| FEMINIST LEGAL SCHOLAR JUDITH RESNIK TO DELIVER
2006 COMMENCEMENT CONVOCATION ADDRESS
Judith Resnik '72, a leading legal scholar and a pioneer of the study of gender bias in the American legal system, will deliver this year's Commencement Convocation address, the President's Office has announced.
Now the Arthur Liman Professor of Law at Yale Law School, Resnik was a member of the Ninth Circuit Gender Bias Task Force, the first body to report on the effects of gender in the federal court system. Resnik joined Yale's faculty in 1997, when she founded the Arthur Liman Public Interest Program. She teaches courses on procedure, large-scale litigation, federal courts, federalism, feminist theory and gender (locally and globally) and serves as the co-chair of the Women's Faculty Forum at Yale University.

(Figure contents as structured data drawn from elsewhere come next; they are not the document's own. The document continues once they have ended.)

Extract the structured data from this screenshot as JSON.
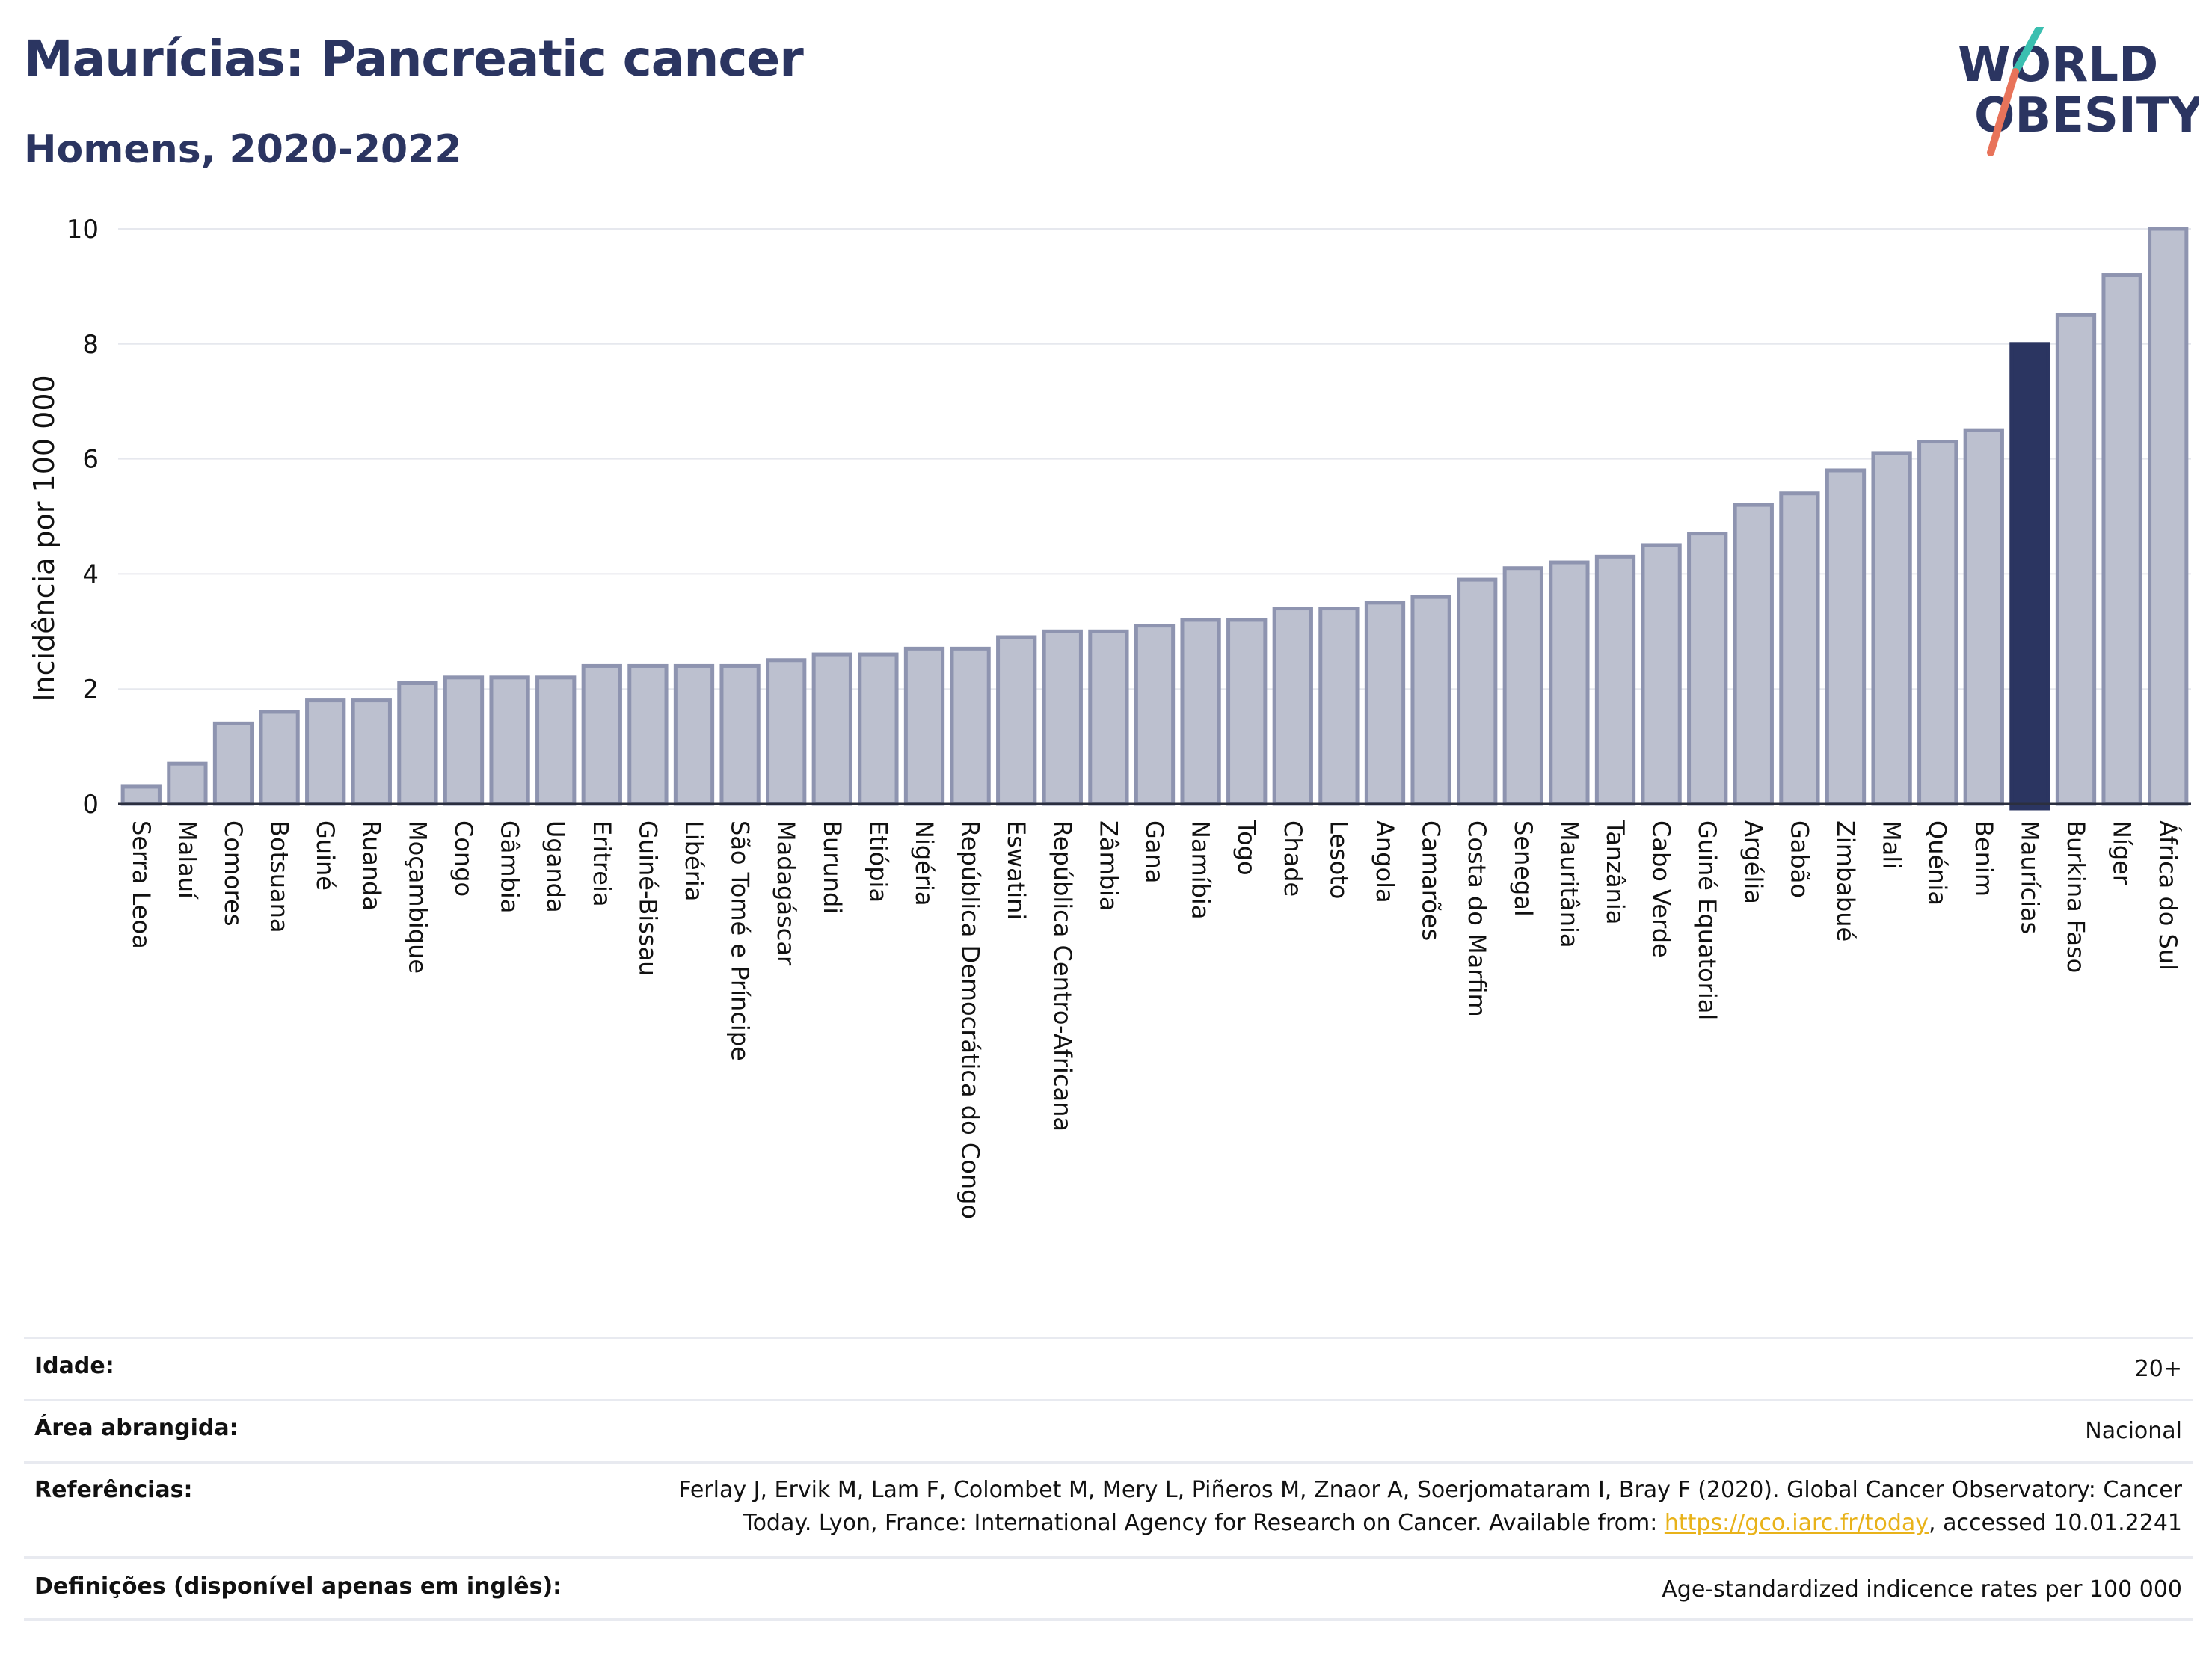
{
  "header": {
    "title": "Maurícias: Pancreatic cancer",
    "subtitle": "Homens, 2020-2022"
  },
  "logo": {
    "line1": "WORLD",
    "line2": "OBESITY",
    "accent_teal": "#3bbfb0",
    "accent_coral": "#e8735a"
  },
  "colors": {
    "bar": "#bcc0cf",
    "bar_stroke": "#8e94b0",
    "highlight": "#2b3561",
    "grid": "#e6e8ee"
  },
  "chart_data": {
    "type": "bar",
    "ylabel": "Incidência por 100 000",
    "xlabel": "",
    "ylim": [
      0,
      10
    ],
    "yticks": [
      0,
      2,
      4,
      6,
      8,
      10
    ],
    "grid": true,
    "highlight": "Maurícias",
    "categories": [
      "Serra Leoa",
      "Malauí",
      "Comores",
      "Botsuana",
      "Guiné",
      "Ruanda",
      "Moçambique",
      "Congo",
      "Gâmbia",
      "Uganda",
      "Eritreia",
      "Guiné-Bissau",
      "Libéria",
      "São Tomé e Príncipe",
      "Madagáscar",
      "Burundi",
      "Etiópia",
      "Nigéria",
      "República Democrática do Congo",
      "Eswatini",
      "República Centro-Africana",
      "Zâmbia",
      "Gana",
      "Namíbia",
      "Togo",
      "Chade",
      "Lesoto",
      "Angola",
      "Camarões",
      "Costa do Marfim",
      "Senegal",
      "Mauritânia",
      "Tanzânia",
      "Cabo Verde",
      "Guiné Equatorial",
      "Argélia",
      "Gabão",
      "Zimbabué",
      "Mali",
      "Quénia",
      "Benim",
      "Maurícias",
      "Burkina Faso",
      "Níger",
      "África do Sul"
    ],
    "values": [
      0.3,
      0.7,
      1.4,
      1.6,
      1.8,
      1.8,
      2.1,
      2.2,
      2.2,
      2.2,
      2.4,
      2.4,
      2.4,
      2.4,
      2.5,
      2.6,
      2.6,
      2.7,
      2.7,
      2.9,
      3.0,
      3.0,
      3.1,
      3.2,
      3.2,
      3.4,
      3.4,
      3.5,
      3.6,
      3.9,
      4.1,
      4.2,
      4.3,
      4.5,
      4.7,
      5.2,
      5.4,
      5.8,
      6.1,
      6.3,
      6.5,
      8.0,
      8.5,
      9.2,
      10.0
    ]
  },
  "info": {
    "age_label": "Idade:",
    "age_value": "20+",
    "area_label": "Área abrangida:",
    "area_value": "Nacional",
    "ref_label": "Referências:",
    "ref_line1": "Ferlay J, Ervik M, Lam F, Colombet M, Mery L, Piñeros M, Znaor A, Soerjomataram I, Bray F (2020). Global Cancer Observatory: Cancer",
    "ref_line2_pre": "Today. Lyon, France: International Agency for Research on Cancer. Available from: ",
    "ref_link": "https://gco.iarc.fr/today",
    "ref_line2_post": ", accessed 10.01.2241",
    "def_label": "Definições (disponível apenas em inglês):",
    "def_value": "Age-standardized indicence rates per 100 000"
  }
}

Resnik has argued before the U.S. Supreme Court, testified before Congressional and judicial committees — most recently on the nomination of John J. Roberts Jr. to be chief justice of the United States — and published many widely cited works on legal issues. Her books include Processes of the Law: Understanding Courts and Their Alternatives and The Effects of Gender. She is currently at work on Representing Justice: From Renaissance Iconography to 21st-Century Courthouses.
Resnik has also published essays in the popular press; recent contributions include a discussion of legislation that stripped federal courts of jurisdiction over Guantanamo Bay detainees on Slate.com and a New York Times op-ed on the concentration of power in the hands of the Chief Justice over the course of the 20th century (now available on the Yale Law School site).
Among the distinctions Resnik has earned are memberships in the American Academy of Arts and Sciences and the American Philosophical Society. She has taught at the University of Southern California, New York University, Harvard University, the University of Chicago and the University of Toronto Law Schools and served as a Parsons Fellow at the University of Sydney.